A la force du poignet
La majorité des politiques qui nous gouvernent depuis l’indépendance, des médecins qui nous soignent, des universitaires qui fournissent du savoir à nos enfants et bien d’autres personnes qui ont réussi à se frayer, à la force du poignet, un chemin dans la vie, sont issus pour l’essentiel de catégories pauvres ou moyennes de la société. L’école et la volonté leur ont permis de monter dans cet ascenseur social qui a toujours fait l’admiration de nombreux de nos interlocuteurs étrangers. Qui ont souvent cité la Tunisie en exemple.
Que d’histoire n’avons-nous pas entendu sur tel ou tel grand professeur de médecine, avocat ou ambassadeur qui ont souvent révisé leur cours et fait les exercices que leur demandait leur maître d’école sous les réverbères.

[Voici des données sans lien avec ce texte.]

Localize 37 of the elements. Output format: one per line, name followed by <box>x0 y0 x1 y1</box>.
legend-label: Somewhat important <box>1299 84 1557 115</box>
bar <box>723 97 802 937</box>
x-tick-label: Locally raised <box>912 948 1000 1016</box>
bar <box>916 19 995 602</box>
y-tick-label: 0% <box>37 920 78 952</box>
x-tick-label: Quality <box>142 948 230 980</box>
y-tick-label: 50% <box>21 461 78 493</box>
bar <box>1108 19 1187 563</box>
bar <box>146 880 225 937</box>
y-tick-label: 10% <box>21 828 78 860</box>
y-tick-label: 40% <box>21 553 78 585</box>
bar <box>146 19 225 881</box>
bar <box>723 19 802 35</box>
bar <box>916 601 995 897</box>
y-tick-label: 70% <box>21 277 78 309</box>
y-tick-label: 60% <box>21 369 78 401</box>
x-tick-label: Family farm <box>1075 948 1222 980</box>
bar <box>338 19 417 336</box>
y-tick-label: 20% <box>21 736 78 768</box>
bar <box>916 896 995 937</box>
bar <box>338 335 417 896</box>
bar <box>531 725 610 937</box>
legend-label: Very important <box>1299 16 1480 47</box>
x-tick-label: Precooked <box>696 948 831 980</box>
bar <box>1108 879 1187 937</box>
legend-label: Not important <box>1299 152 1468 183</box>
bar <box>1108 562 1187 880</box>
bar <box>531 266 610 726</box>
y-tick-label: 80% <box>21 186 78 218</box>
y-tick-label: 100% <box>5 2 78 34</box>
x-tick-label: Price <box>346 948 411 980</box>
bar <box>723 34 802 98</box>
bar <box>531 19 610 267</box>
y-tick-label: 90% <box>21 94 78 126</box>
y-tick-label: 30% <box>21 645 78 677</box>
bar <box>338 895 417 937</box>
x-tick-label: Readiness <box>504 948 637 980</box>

Que d’histoires racontées sur tel chercheur tunisien installé à l’étranger qui a continué ses études grâce à un effort de tous les instants et à un mécanisme de solidarité qui consistait à profiter des quantités minimes d’huile d’olive ou de blé revendues après avoir été cédées par des agriculteurs fortunés à une association de bienfaiteurs.
On ne se tue pas à la tâche
A-t-on oublié aujourd’hui cet extraordinaire legs culturel que nous ont laissé nos parents qui vénéraient, au-delà de tout, la conquête du savoir et l’abnégation? Des valeurs que nous a toujours enseignées l’Islam. Est-ce faire montre de démagogie et s’ériger en donneur de leçons que de dire que Dieu nous a toujours inculqué la patience et ordonné de travailler; le travail est considéré bel et bien comme un devoir religieux!

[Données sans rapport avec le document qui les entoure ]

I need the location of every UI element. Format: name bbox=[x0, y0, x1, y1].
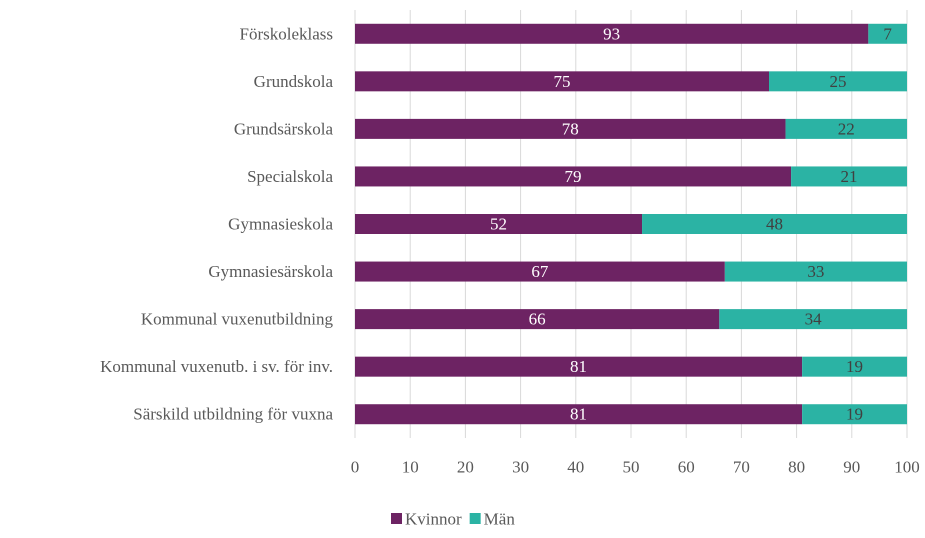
bar-segment bbox=[785, 118, 907, 139]
y-tick-label: Kommunal vuxenutbildning bbox=[141, 310, 334, 329]
y-tick-label: Specialskola bbox=[247, 167, 333, 186]
x-tick-label: 30 bbox=[512, 458, 529, 477]
bar-segment bbox=[802, 404, 907, 425]
data-label: 79 bbox=[565, 167, 582, 186]
bar-segment bbox=[868, 23, 907, 44]
bar-segment bbox=[355, 71, 769, 92]
bar-segment bbox=[355, 309, 720, 330]
bar-segment bbox=[791, 166, 907, 187]
data-label: 19 bbox=[846, 357, 863, 376]
bar-segment bbox=[355, 214, 643, 234]
y-tick-label: Grundsärskola bbox=[234, 119, 334, 138]
bar-segment bbox=[769, 71, 907, 92]
y-tick-label: Förskoleklass bbox=[240, 24, 334, 43]
x-tick-label: 20 bbox=[457, 458, 474, 477]
y-tick-label: Kommunal vuxenutb. i sv. för inv. bbox=[100, 357, 333, 376]
bar-segment bbox=[802, 356, 907, 377]
data-label: 93 bbox=[603, 24, 620, 43]
y-tick-label: Grundskola bbox=[254, 72, 334, 91]
data-label: 48 bbox=[766, 215, 783, 234]
x-tick-label: 90 bbox=[843, 458, 860, 477]
y-tick-label: Särskild utbildning för vuxna bbox=[133, 405, 333, 424]
y-tick-label: Gymnasieskola bbox=[228, 215, 333, 234]
x-tick-label: 0 bbox=[351, 458, 360, 477]
data-label: 52 bbox=[490, 215, 507, 234]
legend-label: Män bbox=[484, 510, 516, 529]
legend-swatch bbox=[469, 513, 481, 524]
bar-segment bbox=[355, 404, 803, 425]
bar-segment bbox=[355, 356, 803, 377]
data-label: 21 bbox=[841, 167, 858, 186]
legend-swatch bbox=[391, 513, 402, 524]
data-label: 75 bbox=[554, 72, 571, 91]
data-label: 67 bbox=[531, 262, 549, 281]
x-tick-label: 60 bbox=[678, 458, 695, 477]
data-label: 81 bbox=[570, 405, 587, 424]
x-tick-label: 80 bbox=[788, 458, 805, 477]
y-tick-label: Gymnasiesärskola bbox=[208, 262, 333, 281]
bar-segment bbox=[355, 261, 725, 282]
bar-segment bbox=[355, 118, 786, 139]
x-tick-label: 100 bbox=[894, 458, 920, 477]
data-label: 25 bbox=[830, 72, 847, 91]
x-tick-label: 40 bbox=[567, 458, 584, 477]
data-label: 78 bbox=[562, 119, 579, 138]
bar-segment bbox=[724, 261, 907, 282]
data-label: 7 bbox=[883, 24, 892, 43]
data-label: 34 bbox=[805, 310, 823, 329]
data-label: 81 bbox=[570, 357, 587, 376]
bar-segment bbox=[355, 23, 869, 44]
x-tick-label: 10 bbox=[402, 458, 419, 477]
x-tick-label: 50 bbox=[623, 458, 640, 477]
x-tick-label: 70 bbox=[733, 458, 750, 477]
legend-label: Kvinnor bbox=[405, 510, 462, 529]
bar-segment bbox=[355, 166, 792, 187]
data-label: 33 bbox=[807, 262, 824, 281]
data-label: 22 bbox=[838, 119, 855, 138]
bar-segment bbox=[719, 309, 907, 330]
data-label: 66 bbox=[529, 310, 546, 329]
bar-segment bbox=[642, 214, 907, 234]
data-label: 19 bbox=[846, 405, 863, 424]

Or, qu’observons-nous aujourd’hui? Il suffit de se rendre dans n’importe quel lieu de travail pour remarquer que certains ne se tuent pas –loin s’en faut- à la tâche. Il est malheureux de remarquer que certains explorent même tous les moyens pour se dérober à leur devoir. Des échos font état de nouveaux comportements. Comme celui de ne plus revenir à son lieu de travail après la prière du vendredi. S’octroyant une plage de repos supplémentaire chaque semaine; celle-ci vient s’ajouter au repos du samedi et du dimanche.
Es-ce apporter de l’eau au moulin d’Ennahdha que de mettre le doigt sur cette réalité? La question –on le comprend- dépasse le cadre bien étroit de la politique. En effet quel que soit celui qui gouvernera le pays, les miracles ne peuvent être espérés! Le ciel ne peut pleuvoir de l’or! Il y a une seule voie: celle du travail. Allez demander aux Nippons, aux Coréens du sud, aux Taïwanais, aux Chinois, aux Thaïlandais et autres Asiatiques ce que valeur travail signifie.

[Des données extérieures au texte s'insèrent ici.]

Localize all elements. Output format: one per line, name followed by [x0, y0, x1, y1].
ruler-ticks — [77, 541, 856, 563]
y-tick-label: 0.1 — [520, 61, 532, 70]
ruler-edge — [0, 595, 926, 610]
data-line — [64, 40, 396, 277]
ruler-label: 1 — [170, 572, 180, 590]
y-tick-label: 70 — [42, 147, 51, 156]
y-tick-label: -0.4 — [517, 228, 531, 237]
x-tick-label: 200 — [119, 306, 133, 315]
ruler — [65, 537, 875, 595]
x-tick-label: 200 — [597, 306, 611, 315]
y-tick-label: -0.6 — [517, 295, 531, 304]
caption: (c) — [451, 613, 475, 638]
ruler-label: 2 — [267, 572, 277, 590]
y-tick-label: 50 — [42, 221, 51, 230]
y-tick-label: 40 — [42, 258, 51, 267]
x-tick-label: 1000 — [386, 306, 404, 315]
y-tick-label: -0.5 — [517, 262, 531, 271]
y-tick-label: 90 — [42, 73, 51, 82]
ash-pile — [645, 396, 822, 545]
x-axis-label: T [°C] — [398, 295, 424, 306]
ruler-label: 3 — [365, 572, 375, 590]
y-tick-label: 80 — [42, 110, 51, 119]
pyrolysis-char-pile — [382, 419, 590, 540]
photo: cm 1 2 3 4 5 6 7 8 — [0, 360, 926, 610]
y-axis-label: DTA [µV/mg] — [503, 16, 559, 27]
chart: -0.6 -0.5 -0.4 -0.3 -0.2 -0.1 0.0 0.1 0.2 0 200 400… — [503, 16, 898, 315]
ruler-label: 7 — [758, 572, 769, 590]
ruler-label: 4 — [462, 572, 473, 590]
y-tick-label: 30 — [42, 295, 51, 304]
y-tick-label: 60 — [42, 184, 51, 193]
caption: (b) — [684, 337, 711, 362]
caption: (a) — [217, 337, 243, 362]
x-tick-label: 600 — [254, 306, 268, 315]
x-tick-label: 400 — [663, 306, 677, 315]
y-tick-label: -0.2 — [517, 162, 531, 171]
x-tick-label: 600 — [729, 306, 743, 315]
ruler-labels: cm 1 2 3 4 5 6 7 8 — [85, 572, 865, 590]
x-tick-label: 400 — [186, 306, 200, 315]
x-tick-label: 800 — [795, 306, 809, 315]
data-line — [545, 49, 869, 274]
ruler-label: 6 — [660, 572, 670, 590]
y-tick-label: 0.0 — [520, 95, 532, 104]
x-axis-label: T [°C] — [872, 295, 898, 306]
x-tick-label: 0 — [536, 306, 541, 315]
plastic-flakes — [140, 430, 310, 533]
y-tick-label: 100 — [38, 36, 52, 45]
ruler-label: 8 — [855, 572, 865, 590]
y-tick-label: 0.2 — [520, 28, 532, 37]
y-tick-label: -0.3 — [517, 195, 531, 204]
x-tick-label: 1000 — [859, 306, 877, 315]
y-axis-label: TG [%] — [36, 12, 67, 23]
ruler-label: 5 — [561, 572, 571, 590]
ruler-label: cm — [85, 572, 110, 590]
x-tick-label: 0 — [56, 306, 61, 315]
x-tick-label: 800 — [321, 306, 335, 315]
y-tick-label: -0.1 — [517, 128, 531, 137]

Que peuvent espérer ceux qui s’appuient encore sur une certaine mentalité d’assisté préférant rester pendant de longues heures dans les cafés plutôt que d’aller travailler dans les champs. Ou ceux qui n’ambitionnent que de trouver un emploi bien payé et qui n’exige d’eux que le moindre effort.
Es-ce faire preuve de démagogie, jouer au donneur de leçon ou épouser un point de vue impérialiste que de se remémorer cette magnifique phrase du président américain J. F. Kennedy (1917-1963), prononcée le 20 janvier 1961: «Ne vous demandez pas ce que votre pays peut faire pour vous, mais plutôt ce que vous pouvez faire pour votre pays».
Il est sans doute nécessaire, à l’heure où notre pays traverse une période difficile, faite notamment de grèves à répétition et de la montée de revendications de toute sorte dont un tant soit peu régionalistes, de dire des vérités. Le rôle de la presse n’est-il pas d’attirer l’attention sur les dangers qui guettent le pays? Avant que ce ne soit trop tard!